James and Jessie ran up to where he was standing, and Ash pointed a finger at an opening to a cave.
"Brock and Misty saw it, and ran right inside." Ash reported. The kid was eager to go in after Misty-that much was obvious.
"Ok," Kakumei said, though her voice had lost some of its strength and she was sweating a little, "I made him wait until you got here," she explained. She held Ash by the collar- the boy couldn't stand still. "We don't know what or who is in their but," she smirked, "If you two ever want to see your girlfriends in their right state of mind again, we gotta go through with it."
Ash and James simultaneously and mechanically yelled, "She's not my girlfriend!" and Jessie gave Kakumei a blank stare.
The doctor let out a yeah-right sigh, "Now that's you got your priorities straight, are we going in?"
Ash nodded vigorously, "We have to get Misty and Pickachu back! Brock too!" he yelled.
James and Kakumei stared at Jessie. She said softly, "I thought I knew what was in there, but now I'm not so sure...but..." She turned and walked into the entrance. Just before she disappeared into the shadows, she turned around and said softly, "It's important isn't it? I'll go." And she disappeared into the cave.
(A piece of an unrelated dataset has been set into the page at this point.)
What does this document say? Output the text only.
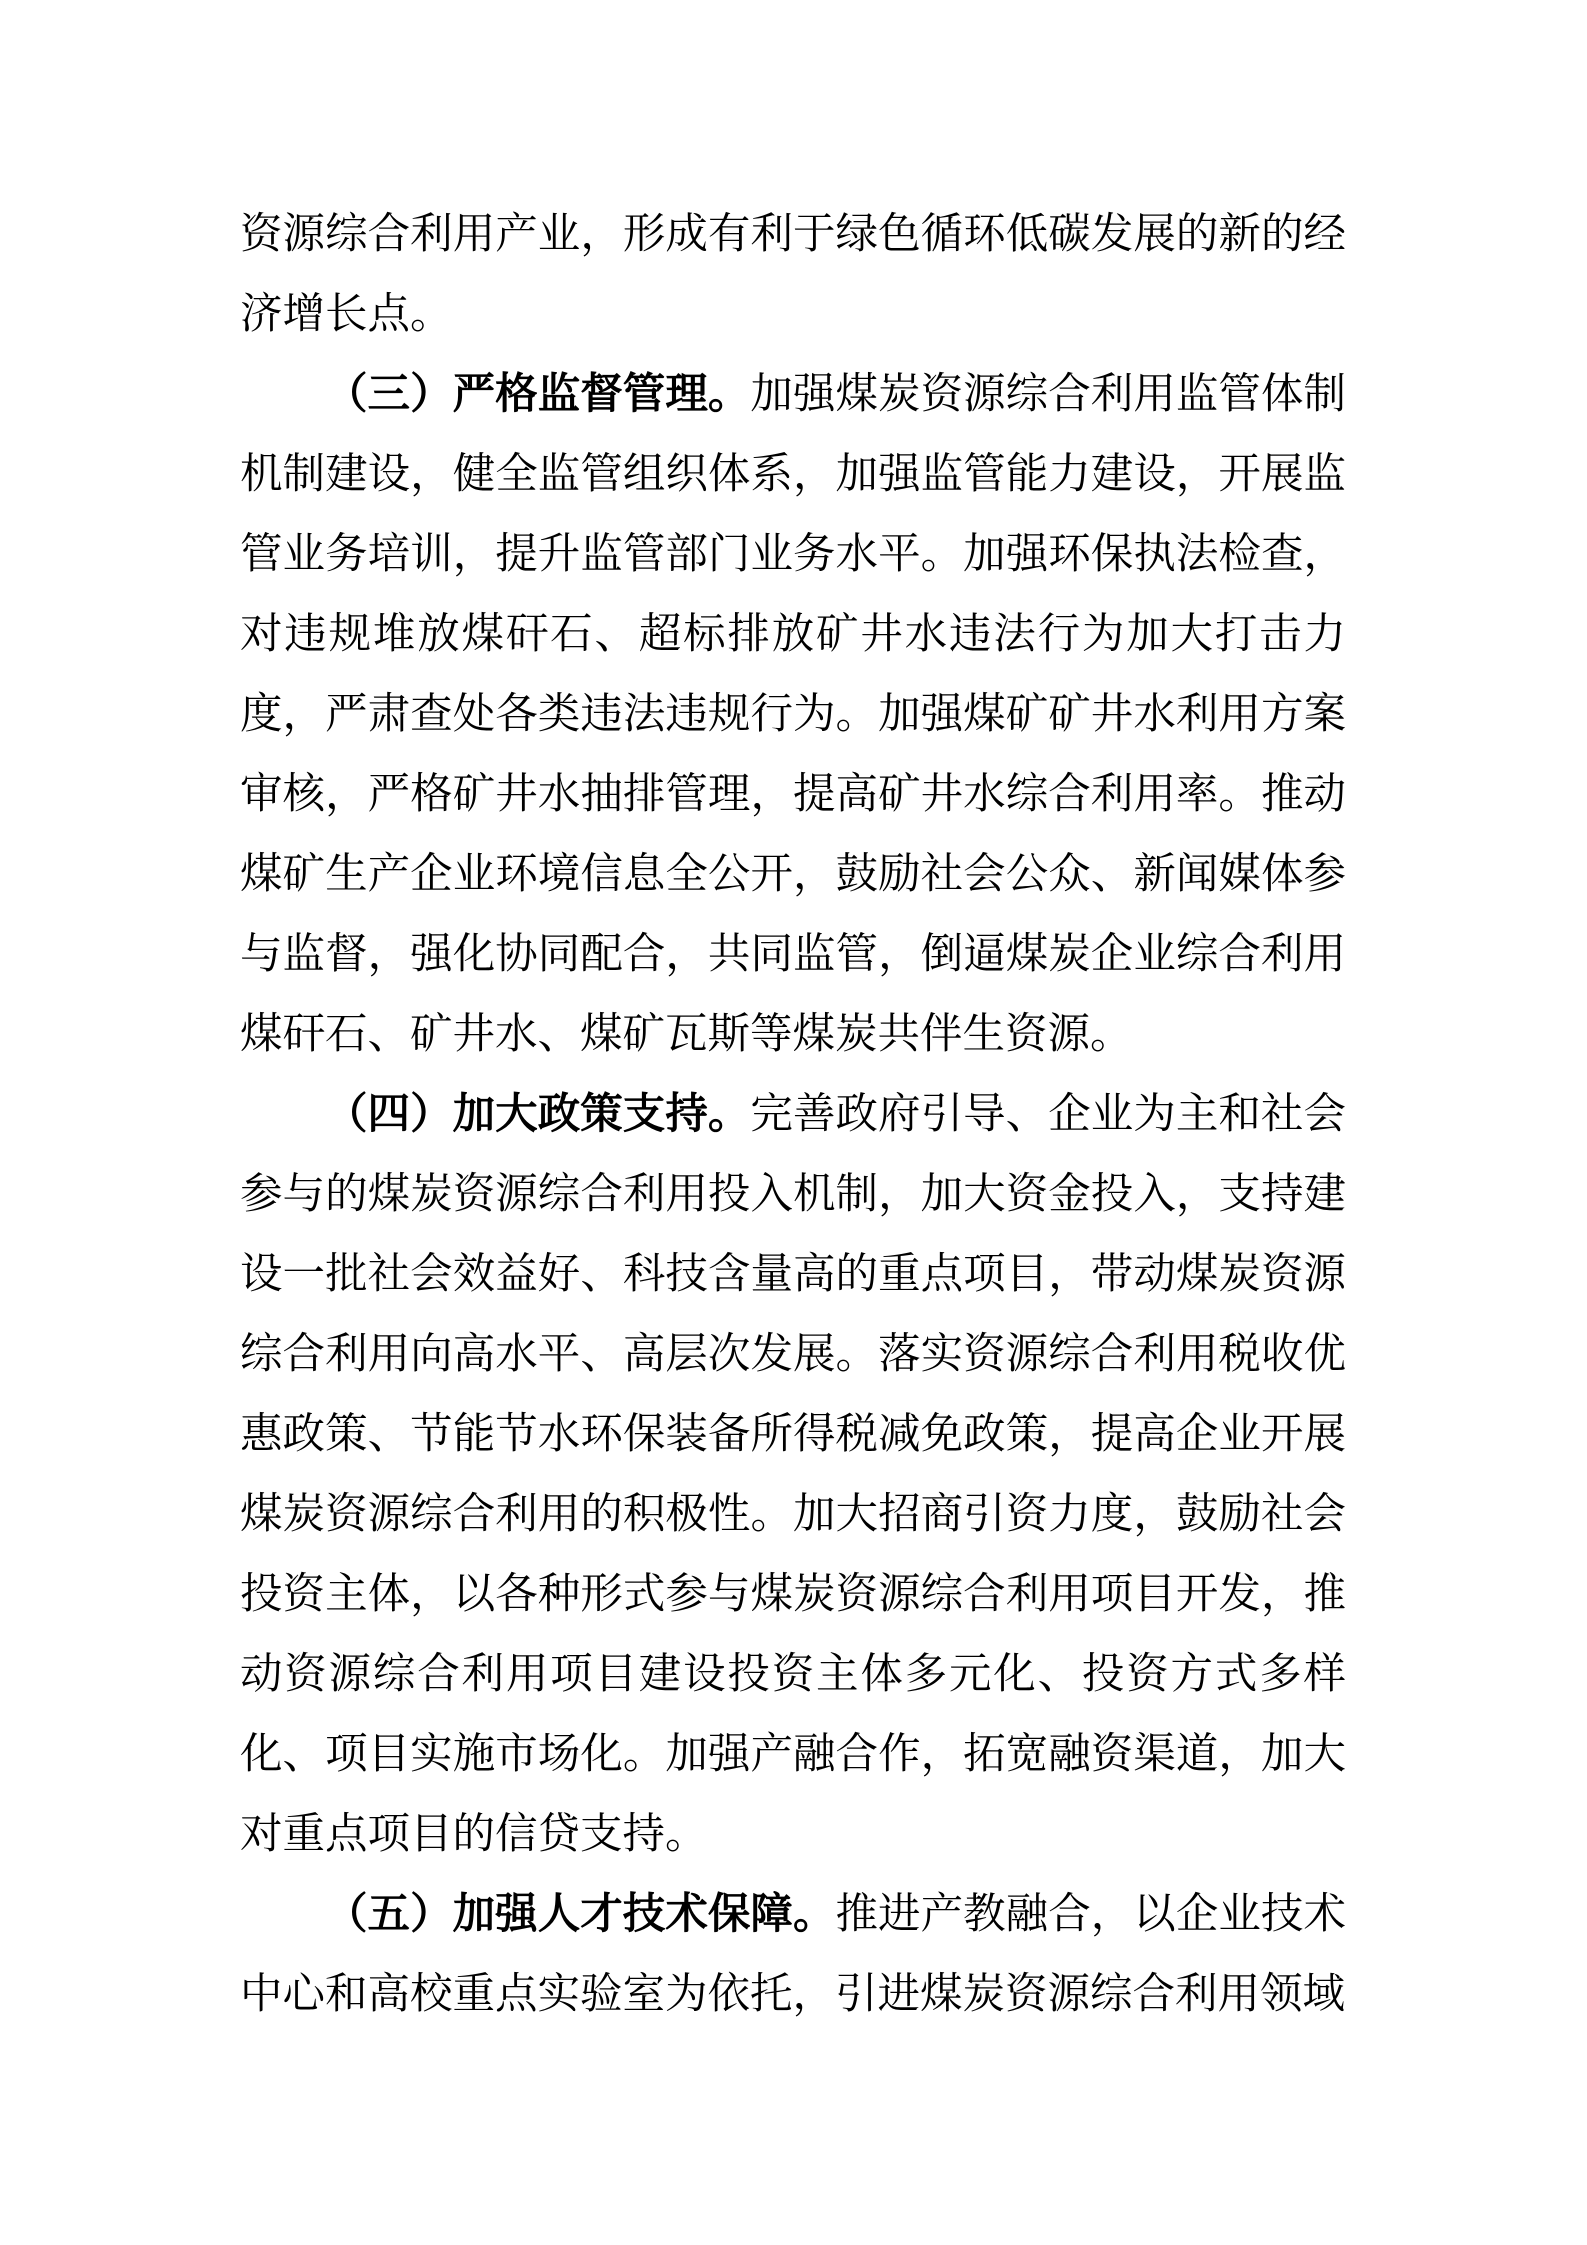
资源综合利用产业，形成有利于绿色循环低碳发展的新的经济增长点。

（三）严格监督管理。加强煤炭资源综合利用监管体制机制建设，健全监管组织体系，加强监管能力建设，开展监管业务培训，提升监管部门业务水平。加强环保执法检查，对违规堆放煤矸石、超标排放矿井水违法行为加大打击力度，严肃查处各类违法违规行为。加强煤矿矿井水利用方案审核，严格矿井水抽排管理，提高矿井水综合利用率。推动煤矿生产企业环境信息全公开，鼓励社会公众、新闻媒体参与监督，强化协同配合，共同监管，倒逼煤炭企业综合利用煤矸石、矿井水、煤矿瓦斯等煤炭共伴生资源。

（四）加大政策支持。完善政府引导、企业为主和社会参与的煤炭资源综合利用投入机制，加大资金投入，支持建设一批社会效益好、科技含量高的重点项目，带动煤炭资源综合利用向高水平、高层次发展。落实资源综合利用税收优惠政策、节能节水环保装备所得税减免政策，提高企业开展煤炭资源综合利用的积极性。加大招商引资力度，鼓励社会投资主体，以各种形式参与煤炭资源综合利用项目开发，推动资源综合利用项目建设投资主体多元化、投资方式多样化、项目实施市场化。加强产融合作，拓宽融资渠道，加大对重点项目的信贷支持。

（五）加强人才技术保障。推进产教融合，以企业技术中心和高校重点实验室为依托，引进煤炭资源综合利用领域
"Let's Go!" Ash said, running after her, Kakumei at his heels.
James had been too stunned to speak. He knew she had been scared, but she had gone in anyway, to help out. He forced his legs to move, and he broke out into a run.
He rushed into the cave, but could see nothing but blackness in front of his face. Suddenly he heard a familiar scream.
"Jessie!" he yelled, and rushed in the direction of the sound.
He was stopped short, as lights came on all at once. James couldn't see. The change of light blinded him, and these weren't normal illuminations. It wasn't an electric glow, it seemed as if the cave walls were a bright and glimmering crystal-hot blue.
"So now," a voice said. It spoke in a calm, soothing, but somehow creepy voice. Though he couldn't see the speaker, the voice was clear. It came from everywhere all at once. The voice was neither male, nor female. It wasn't human, but it was like no creature he'd ever known. It continued, "My pawns have finally arrived. It's time to play the game."